Majority of people practicing yoga today believe that yoga started its way in Russia with opening of modern clubs or popular fitness centers, and have no idea that there was, for example, the Yoga Association of the USSR. Yoga was spreading in the Russian Empire and the USSR until the 1970s, when all the oriental practices were banned in the Soviet Union.
However, in spite of that thousands of people in different regions of the country went on practicing yoga, and yogic life brimmed with a variety of events.

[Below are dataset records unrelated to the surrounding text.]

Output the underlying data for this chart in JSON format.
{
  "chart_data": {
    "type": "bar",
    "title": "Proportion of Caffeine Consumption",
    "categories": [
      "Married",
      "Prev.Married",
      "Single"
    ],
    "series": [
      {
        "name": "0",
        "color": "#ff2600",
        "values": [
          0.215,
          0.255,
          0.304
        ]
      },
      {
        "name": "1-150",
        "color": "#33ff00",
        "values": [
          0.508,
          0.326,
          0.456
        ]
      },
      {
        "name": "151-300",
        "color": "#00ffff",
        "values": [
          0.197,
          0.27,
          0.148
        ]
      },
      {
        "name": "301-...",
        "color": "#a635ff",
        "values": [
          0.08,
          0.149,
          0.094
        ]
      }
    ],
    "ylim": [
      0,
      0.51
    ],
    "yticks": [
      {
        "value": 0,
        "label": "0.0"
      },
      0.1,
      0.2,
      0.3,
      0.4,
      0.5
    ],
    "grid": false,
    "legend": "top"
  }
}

Russian people were interested in yoga even before the revolution of 1917. In the Soviet era it was not safe to practice yoga because it was ideologically forbidden, but nevertheless there were enthusiasts who learned and mastered yogic techniques with the help of few remaining books and samizdat (underground press) copies.

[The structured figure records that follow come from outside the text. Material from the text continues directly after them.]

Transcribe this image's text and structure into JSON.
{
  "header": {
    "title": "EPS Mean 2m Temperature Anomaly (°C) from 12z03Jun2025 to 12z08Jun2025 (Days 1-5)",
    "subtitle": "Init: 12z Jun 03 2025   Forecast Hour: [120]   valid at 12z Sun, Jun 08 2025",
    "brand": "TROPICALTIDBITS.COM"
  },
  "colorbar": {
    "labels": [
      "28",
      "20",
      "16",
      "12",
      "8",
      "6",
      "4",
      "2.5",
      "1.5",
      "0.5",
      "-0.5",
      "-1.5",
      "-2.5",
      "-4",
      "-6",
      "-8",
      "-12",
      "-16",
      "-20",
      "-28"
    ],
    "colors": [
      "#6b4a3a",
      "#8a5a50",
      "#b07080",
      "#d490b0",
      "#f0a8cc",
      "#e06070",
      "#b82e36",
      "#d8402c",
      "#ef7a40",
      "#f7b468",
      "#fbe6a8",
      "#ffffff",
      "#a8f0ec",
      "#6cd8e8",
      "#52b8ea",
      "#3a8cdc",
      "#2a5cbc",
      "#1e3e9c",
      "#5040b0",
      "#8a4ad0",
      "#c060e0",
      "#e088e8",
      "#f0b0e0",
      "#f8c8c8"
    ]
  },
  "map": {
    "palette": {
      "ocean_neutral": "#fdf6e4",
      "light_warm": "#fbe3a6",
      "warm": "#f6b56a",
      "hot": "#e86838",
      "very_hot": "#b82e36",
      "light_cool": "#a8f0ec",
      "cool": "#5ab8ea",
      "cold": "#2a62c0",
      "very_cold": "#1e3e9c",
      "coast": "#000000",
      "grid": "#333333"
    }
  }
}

Boris Leonidovich Smirnov (1891 — 1967) was a well-known doctor and an expert in foreign languages. As a youth he was fond of oriental philosophy. After giving a lecture on thought transfer in Kiev in 1930 he was exiled for a few years to Yoshkar Ola. In the evening of his life, when seriously ill and resigned, he translated Mahabharata into Russian. The quality of his translation is highly appreciated by experts.
The writer and journalist Victor Ivanovich Voronin authored a cycle of articles on hatha yoga in the Science and Life journal in 1980 and 1981 and wrote a book on hatha yoga later.
The inventor engineer in the rocketry field Jan Ivanovich Koltunov (born in 1927) was fond of sports starting from his young years. When a student of the Moscow Aviation Institute, he became the master of sports and got interested in self-improvement in a broader sense of this word and that logically led him to yoga and Wushu. Just like many engineers in those years he spent lots of months on test ranges with irregular and very intense working hours. Exercising and yoga helped him to sustain this pressure. After the age of 50 years he felt the call for sharing his practical experience in self-improvement and health enhancement with other people and founded a health group based on meditative jogging, yoga and wushu in Bolshevo near Moscow and then a club (naturally, named Cosmos), which was an escalating success and attracted hundreds, and at times even over a thousand people. In this regard he was expelled from the Communist Party of the USSR in 1983, and fired from his work with a note of political unreliability, which left him unemployed for the next 3.5 years. After Perestroika he recommenced club lessons and participated in organizing and holding over 20 rallies, propagated the club’s practices in person and in the press, aspired to create a social movement and founded branches in other cities and areas of the USSR, including Ukraine and Kazakhstan.
Gennady Grigoryevich Statsenko founded Yoga School in Moscow in 1963. It was followed with opening Yoga Academy – a higher professional educational institution in 1989. The Yoga Academy was renamed into the Yoga Guru Ar Santem Institute in 1994.